Pav Bhaji is a famous fast food found on the streets of Mumbai.
This mouthwatering dish is a combination of a mashed vegetable preparation called bhaji, served with buttery bread rolls known as pav. Comfort food at its best, this dish has worked its way to the hearts of many diner enthusiasts not only from India but from all over the world.
Prepare to savor a combination of vegetables with tangy spices, along with a hint of butter for any time of the day.
Ingredients for the Bhaji (Vegetable Curry):
- Mixed vegetables (boiled):
- 2 medium-sized potatoes (peeled and chopped)
- 1 cup cauliflower florets
- 1/2 cup green peas
- 1/2 cup carrots (chopped)
- For the Bhaji Gravy:
- 2 tbsp butter
- 1 tbsp oil
- 1 large onion (chopped)
- 1 green bell pepper (chopped)
- 2 tomatoes (pureed)
- 2-3 green chilies
- 1 tbsp ginger-garlic paste
- 1 tbsp Pav Bhaji masala
- 1 tsp red chili powder
- 1/2 tsp turmeric powder
- 1 tsp cumin powder
- 1 tsp garam masala
- Salt to taste
- 1/2 cup water (adjust for desired consistency)
- Fresh coriander leaves
- For the Pav:
- 6 pav
- 2 tbsp butter
Preparation Time: 60 min. (approx)
Making of Pav Bhaji Step by Step:
Step 1: Boil the Vegetables
The first step would be to cook all the mixed vegetables.

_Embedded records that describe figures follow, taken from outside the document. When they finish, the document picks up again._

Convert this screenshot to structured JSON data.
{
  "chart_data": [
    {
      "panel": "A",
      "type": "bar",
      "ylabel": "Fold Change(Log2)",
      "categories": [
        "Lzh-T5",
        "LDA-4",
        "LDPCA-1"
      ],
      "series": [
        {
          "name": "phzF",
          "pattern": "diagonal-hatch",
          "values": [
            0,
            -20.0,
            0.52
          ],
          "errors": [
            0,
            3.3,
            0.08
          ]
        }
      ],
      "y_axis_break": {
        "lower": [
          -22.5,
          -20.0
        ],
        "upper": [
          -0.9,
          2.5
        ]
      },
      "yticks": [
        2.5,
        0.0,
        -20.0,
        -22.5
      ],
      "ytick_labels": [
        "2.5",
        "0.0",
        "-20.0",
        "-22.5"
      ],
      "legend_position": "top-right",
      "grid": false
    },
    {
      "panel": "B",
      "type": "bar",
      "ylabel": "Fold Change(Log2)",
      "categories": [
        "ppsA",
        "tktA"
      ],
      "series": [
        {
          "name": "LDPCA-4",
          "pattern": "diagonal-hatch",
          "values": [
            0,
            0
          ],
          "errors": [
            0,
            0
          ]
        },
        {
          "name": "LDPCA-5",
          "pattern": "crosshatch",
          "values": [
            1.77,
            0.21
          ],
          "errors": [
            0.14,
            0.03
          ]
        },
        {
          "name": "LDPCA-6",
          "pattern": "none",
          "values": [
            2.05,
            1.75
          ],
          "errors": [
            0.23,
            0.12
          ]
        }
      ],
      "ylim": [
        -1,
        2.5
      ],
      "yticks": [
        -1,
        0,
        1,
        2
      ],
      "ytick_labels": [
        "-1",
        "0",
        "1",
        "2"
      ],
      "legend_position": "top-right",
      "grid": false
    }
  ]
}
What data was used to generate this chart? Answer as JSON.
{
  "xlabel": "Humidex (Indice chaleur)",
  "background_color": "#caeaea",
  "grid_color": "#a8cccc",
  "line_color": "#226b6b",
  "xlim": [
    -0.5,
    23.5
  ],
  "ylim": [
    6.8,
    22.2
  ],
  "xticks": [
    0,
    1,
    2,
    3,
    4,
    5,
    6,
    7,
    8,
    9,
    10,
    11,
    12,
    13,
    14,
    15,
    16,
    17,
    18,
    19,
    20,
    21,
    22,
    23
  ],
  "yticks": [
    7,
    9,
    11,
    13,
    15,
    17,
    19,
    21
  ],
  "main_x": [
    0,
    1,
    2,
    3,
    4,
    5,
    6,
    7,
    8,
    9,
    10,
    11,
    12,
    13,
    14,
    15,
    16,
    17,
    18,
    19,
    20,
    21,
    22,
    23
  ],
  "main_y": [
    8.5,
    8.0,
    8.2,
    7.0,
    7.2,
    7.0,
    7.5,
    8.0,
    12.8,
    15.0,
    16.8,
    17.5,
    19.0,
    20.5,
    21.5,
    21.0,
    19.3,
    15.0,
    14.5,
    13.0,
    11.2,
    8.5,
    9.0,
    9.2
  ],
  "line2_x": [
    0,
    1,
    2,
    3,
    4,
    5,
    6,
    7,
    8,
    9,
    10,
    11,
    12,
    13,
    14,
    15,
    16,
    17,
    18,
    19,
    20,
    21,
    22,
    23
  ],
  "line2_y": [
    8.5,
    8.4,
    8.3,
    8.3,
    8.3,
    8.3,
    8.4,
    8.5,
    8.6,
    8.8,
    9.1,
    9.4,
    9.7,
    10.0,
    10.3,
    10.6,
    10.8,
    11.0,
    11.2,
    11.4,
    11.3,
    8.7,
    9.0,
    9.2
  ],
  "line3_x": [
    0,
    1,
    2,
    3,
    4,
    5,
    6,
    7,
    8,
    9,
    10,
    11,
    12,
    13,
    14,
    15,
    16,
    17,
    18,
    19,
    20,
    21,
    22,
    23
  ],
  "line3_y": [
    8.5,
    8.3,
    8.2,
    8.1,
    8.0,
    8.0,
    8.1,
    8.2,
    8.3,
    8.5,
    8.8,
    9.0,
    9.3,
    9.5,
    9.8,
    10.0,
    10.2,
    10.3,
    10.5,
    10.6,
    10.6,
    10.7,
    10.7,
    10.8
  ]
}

Take a large saucepan, and put chopped potatoes, cauliflower, peas, and carrots. Add enough water to the vegetables so that it reaches the vegetables’ top, then continue with boiling. Boil for 8-10 minutes or until the vegetables soften up. Pour the water out and mash the vegetables. Set them aside.
Step 2: Prepare the Bhaji Gravy
In a large pan, put 2 tbsp of butter and 1 tbsp of oil on medium flame. Add chopped onions and fry until they turn golden brown.
Now, add the chopped green bell pepper and fry for 2-3 minutes until it softens. Add the ginger-garlic paste and slit green chilies. Fry for another minute to avoid the raw smell.
Add the pureed tomatoes and cook for 5-7 minutes until the oil separates from the masala. This step is important to get a good taste of the bhaji.
Step 3: Add Spices and Vegetables
When the tomato paste is cooked, add spices: Pav Bhaji masala, red chili powder, turmeric powder, cumin powder, and garam masala. Mix well and continue to fry for a further 2 minutes to fry the spices further.
Add the mashed vegetables to the gravy and mix thoroughly. Add salt acc. to your taste and about 1/2 cup of water to adjust the consistency. If you prefer a thicker bhaji, you can reduce the water. Let your bhaji cook on low flame for 10-15 minutes, allowing the flavors to meld together. Stir occasionally.
Step 4: Toast the pav
Take a small amount of butter in a pan. Slice the pav horizontally into halves. Flip the sliced pav on the pan and toast until lightly browned on both sides. Sprinkle a little chaat masala on the buttered side (if you would like).
Tips for the Perfect Pav Bhaji
– Consistency of the Bhaji: If the Bhaji mixture appears thick, add more water, which should thicken the mixture. If the mixture is too thin, add more flour and cook again.
– Butter for Extra Flavor: A lot of butter used in making this dish helps to develop that authentic rich Pav Bhaji flavor. You may use even more butter while toasting the pav.
– Use a Tava: It gives the dish a much better texture and taste, like the ones you get in restaurants or street side.
Life Lesson
“Embrace simplicity, but always add your unique flavor to life.”